I will be honest i am not a great Classical Music lover my self but my father in law loves it. I am looking to buy him a CD as part of his Birthday Present and i am looking for a particular album. I have no idea what its called but i know all the tracks mix into one another and it seemed to be a little more up beat than normal (sampled). I am also told that it is all played on electric instruments and that the front cover of the album has a robotic orchestra with electric instruments.

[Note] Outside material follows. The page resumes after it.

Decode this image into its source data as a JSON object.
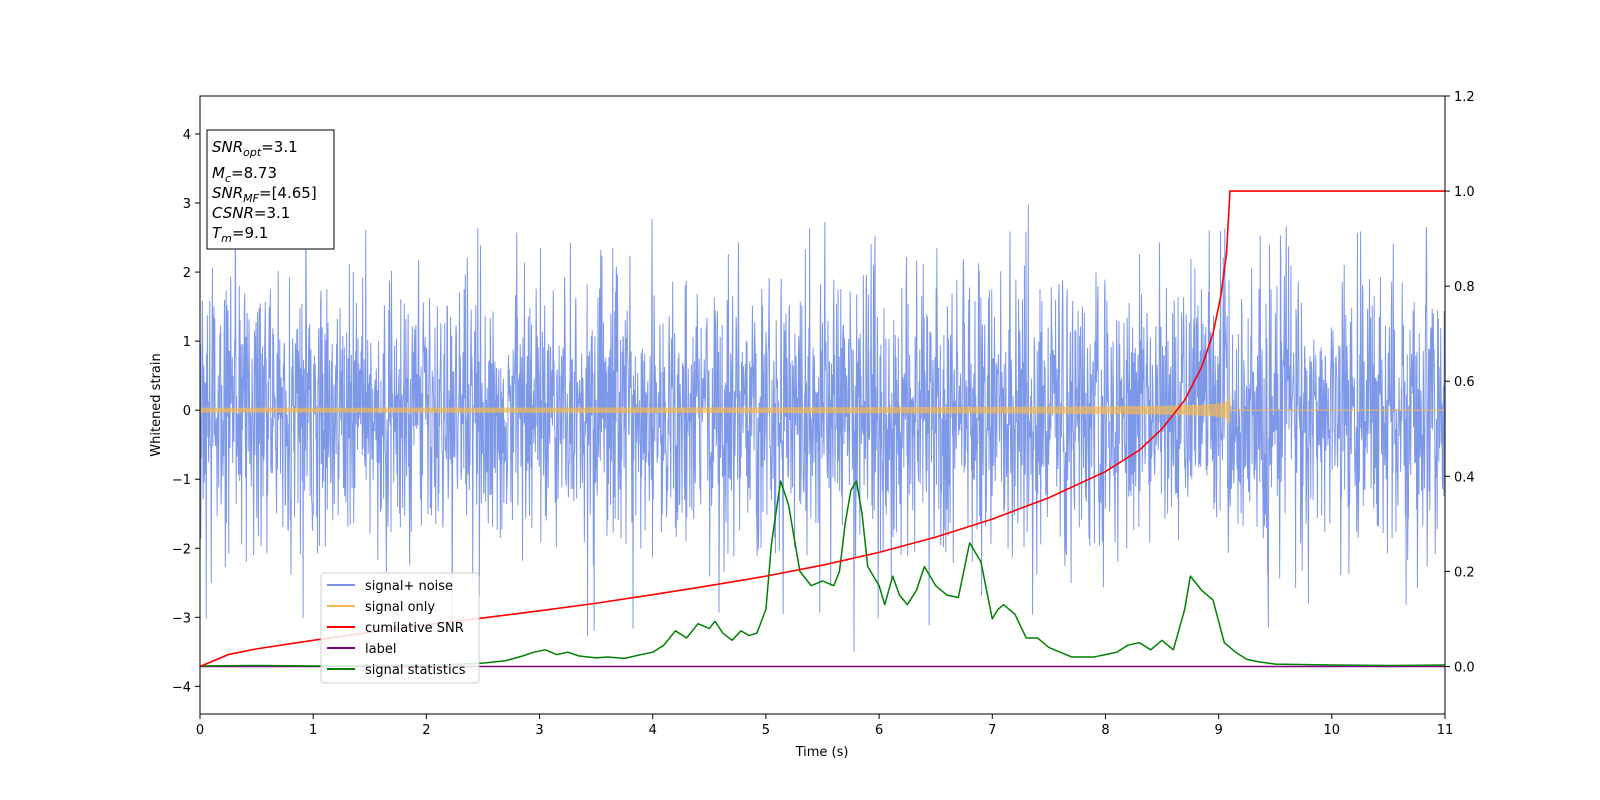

I know this is not a lot to go on but your help is most appreiciated.

Richard


----------



## Methodistgirl (Apr 3, 2008)

I think you are asking about Animusic or something like that. You would have
to get videos of it instead of just a cd. I watched it on the net the other night.
It was amazing what this guy did to program such a video. It's very different
with a classical theme. All I can say is try it.
judy tooley


----------



## Rondo (Jul 11, 2007)

I remember an old cassette tape that was given to me over a decade ago that was like what you just described. It may be hard to find now, but the name of it was _Hooked on Classics._ It plays medleys of classical tunes, all using electronic instruments and a steady drum beat (that always seemed to bug the bejeebs out of me).


----------



## Yourmum90 (Apr 13, 2008)

Hello thank you for your speedy replies, i have managed to find the Hooked On Classics CD's i think there is 5 of them. Not to sure on the video theroy but i have heard this music on a tape somewhere. I think this CD has mainly Beethoven, 4 seasons and Bach i appologise now if they are spelt incorrectly. Dam shame this CD is not easy to get hold of, i thought the front cover descripton may raise some more feedback but i guess its rare


----------



## Rondo (Jul 11, 2007)

I'm surprised you were able to find them on Compact Disc.


----------